The UK Labour party has pledged to spend £28bn a year on green investments within its first term in power; the Conservatives have attacked the plan as fiscally reckless. The debate will no doubt feature prominently in the next general election campaign. But this is no parochial fight. It is an early instance of a political battle increasingly being fought all over the world: the battle over whether today’s economic demands on governments require them to “go big” or move incrementally.
Labour’s approach is self-consciously modelled on US president Joe Biden’s economic policy, as Labour shadow chancellor Rachel Reeves has made clear. “Bidenomics” departs from decades of US economic policy thinking not just in its willingness to be interventionist and redistributive, but in the scale of its interventions, from pandemic support to the green industrial policy of the Inflation Reduction Act.
But relative to the size of the two economies, Reeves’s plan dwarfs the IRA. Labour’s £28bn promise amounts to 1.1 per cent of British gross domestic product — proportionately seven times bigger than the IRA’s price tag of 0.15 per cent of US GDP. If enacted, it will also be nearly twice the size of the EU’s post-pandemic recovery facility by the same measure.
Yet if Labour’s plan is uniquely big, treat it less as an outlier than a sign of the times. Many countries are increasingly facing up to huge new demands on the public purse, for reasons ranging beyond climate to economic security and defence imperatives.
So the questions that arise over Labour’s green package are ones that all countries must soon ask about their own spending intentions.
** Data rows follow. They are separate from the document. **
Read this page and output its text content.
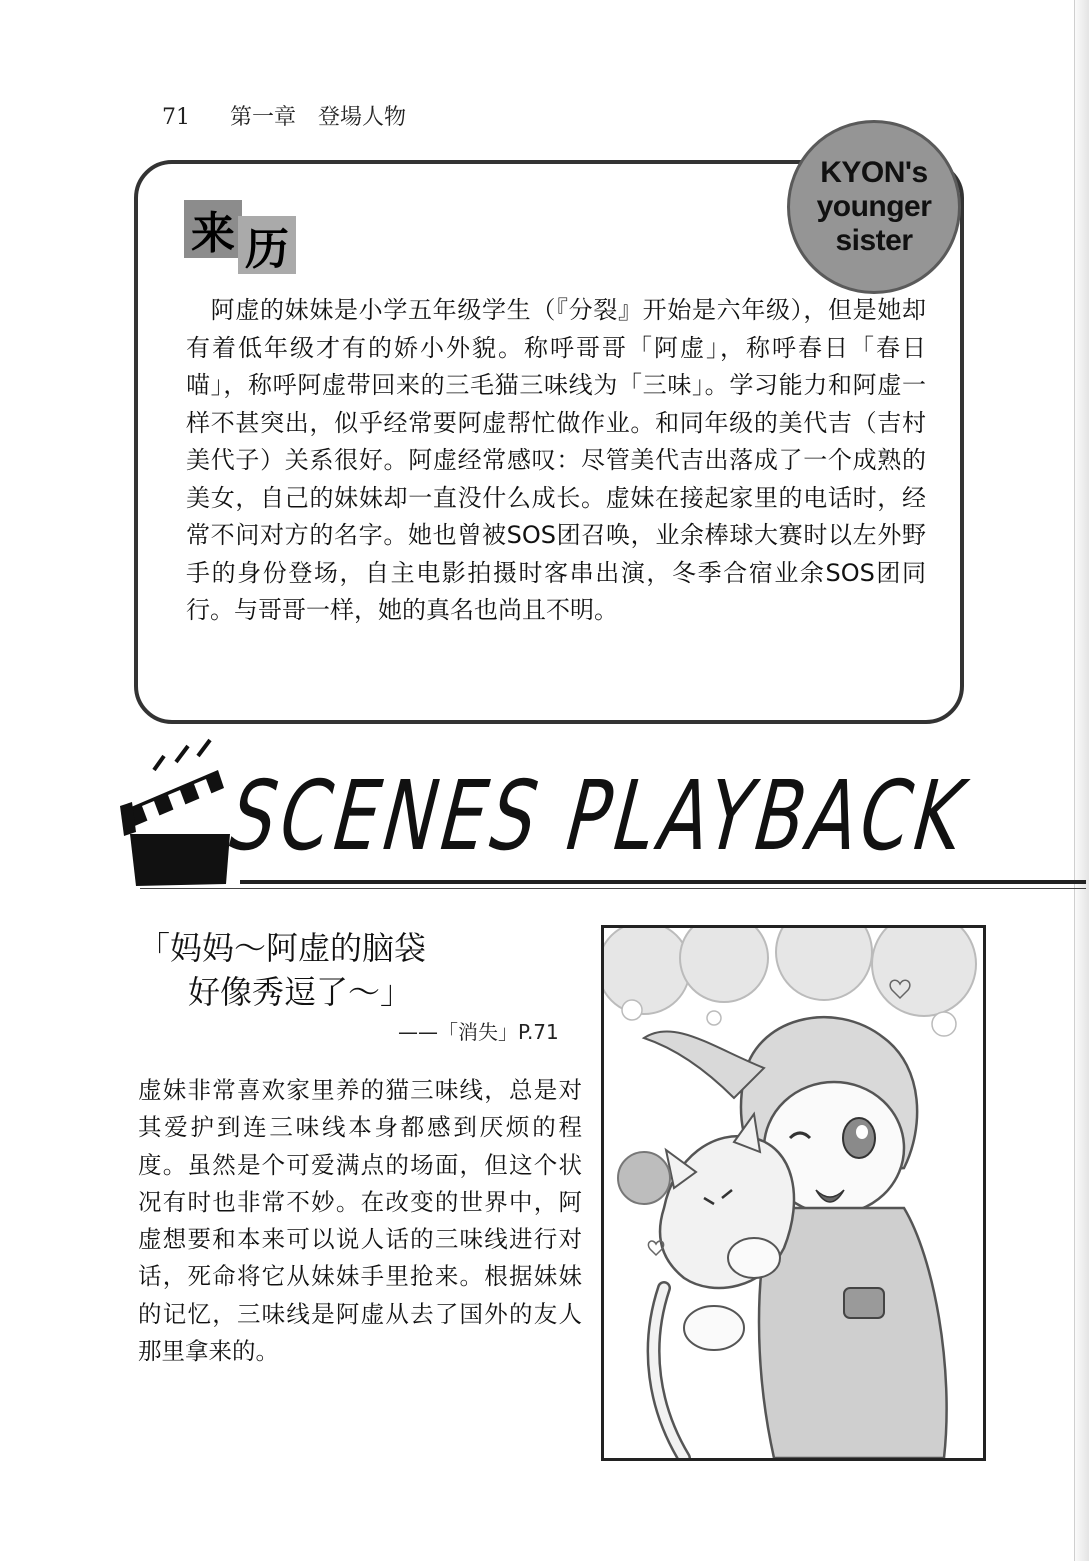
71 第一章 登場人物
来 历
　阿虚的妹妹是小学五年级学生（『分裂』开始是六年级），但是她却有着低年级才有的娇小外貌。称呼哥哥「阿虚」，称呼春日「春日喵」，称呼阿虚带回来的三毛猫三味线为「三味」。学习能力和阿虚一样不甚突出，似乎经常要阿虚帮忙做作业。和同年级的美代吉（吉村美代子）关系很好。阿虚经常感叹：尽管美代吉出落成了一个成熟的美女，自己的妹妹却一直没什么成长。虚妹在接起家里的电话时，经常不问对方的名字。她也曾被SOS团召唤，业余棒球大赛时以左外野手的身份登场，自主电影拍摄时客串出演，冬季合宿业余SOS团同行。与哥哥一样，她的真名也尚且不明。
KYON's
younger
sister
SCENES PLAYBACK
「妈妈～阿虚的脑袋
好像秀逗了～」
——「消失」P.71
虚妹非常喜欢家里养的猫三味线，总是对其爱护到连三味线本身都感到厌烦的程度。虽然是个可爱满点的场面，但这个状况有时也非常不妙。在改变的世界中，阿虚想要和本来可以说人话的三味线进行对话，死命将它从妹妹手里抢来。根据妹妹的记忆，三味线是阿虚从去了国外的友人那里拿来的。
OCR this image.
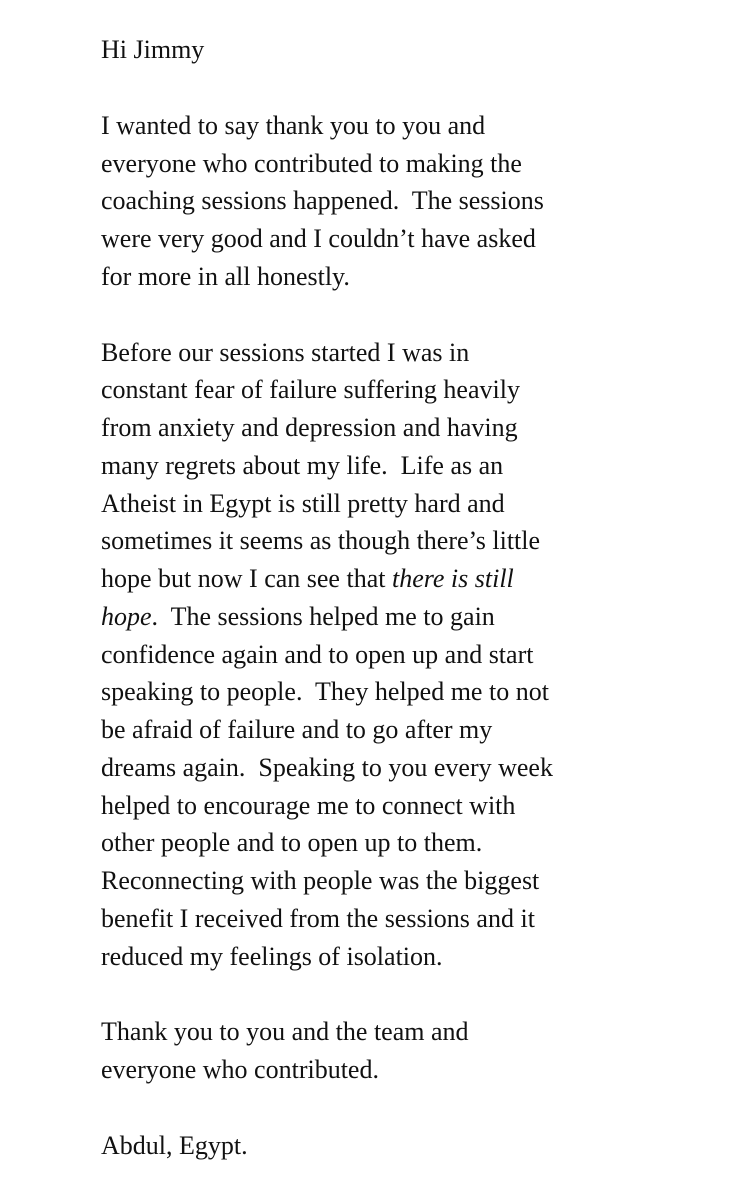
Hi Jimmy
I wanted to say thank you to you and
everyone who contributed to making the
coaching sessions happened.  The sessions
were very good and I couldn’t have asked
for more in all honestly.
Before our sessions started I was in
constant fear of failure suffering heavily
from anxiety and depression and having
many regrets about my life.  Life as an
Atheist in Egypt is still pretty hard and
sometimes it seems as though there’s little
hope but now I can see that there is still
hope.  The sessions helped me to gain
confidence again and to open up and start
speaking to people.  They helped me to not
be afraid of failure and to go after my
dreams again.  Speaking to you every week
helped to encourage me to connect with
other people and to open up to them.
Reconnecting with people was the biggest
benefit I received from the sessions and it
reduced my feelings of isolation.
Thank you to you and the team and
everyone who contributed.
Abdul, Egypt.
Are fiscal packages amounting to several per cent of GDP economically wise, compared with more incrementalist policies? Are they politically feasible?
It’s not hard to find good grounds for scepticism about “going big”. The risk of a government throwing public money at bad projects rises exponentially with the amount of money it has committed to disburse.
The potential “shock factor” of going big can also be more fiscally unsustainable — at least if it is funded by deficits rather than higher taxes, and if it is bond markets that are shocked. It may be politically more unsustainable, too. Shifting a large share of society’s resources into new uses means shifting it away from old ones. Going big creates more and harder-hit losers among those who previously benefited.
And yet, what choice do we have? Just to decarbonise our energy use, nearly 3 per cent of global GDP needs to be shifted into green energy investments, according to the International Energy Agency. Add to that the capital needed for a successful digital transition, political commitments to more defence spending and safer supply chains, and the cost of making up for rich countries’ decades of declining investment rates.
This means the economic task ahead is to find — that is, to reallocate — economic resources amounting to at least 5-10 per cent of our economies. That the bulk of these will be private resources does not make things easier for governments. The political task is to decide how to achieve such a transformation with the greatest possible social consent.
Advanced-economy democracies are not well set up for speedy, large reallocations of resources. Our political processes generate legitimacy by taking time and moving incrementally, correcting course, addressing problems and compensating losers along the way. Big, deliberate economic transformations have usually only been possible in deep crisis — wars, as with the new economic settlement post-1945, or protracted economic failures, as with the 1980s shift away from that settlement.
Have we arrived at such a moment today? In terms of economic necessity the answer is undoubtedly yes. Politically, it is less clear.
The good news is that forceful policies can work. The IRA, while modest in size relative to the investments governments will increasingly have to take on, has been stunningly effective so far. Since last summer, when the law was agreed, the amount US manufacturers have spent on construction has nearly doubled, making the rate of factory-building the highest by a wide margin since records began 20 years ago.
And it is not clear what will work at the scale required other than going big. So our times demand not just much greater government commitments, but the statecraft needed to make this politically possible. To think that the resource shifts we have committed to will happen by themselves, let alone as fast as they need, without massive government intervention is the most reckless policy of all.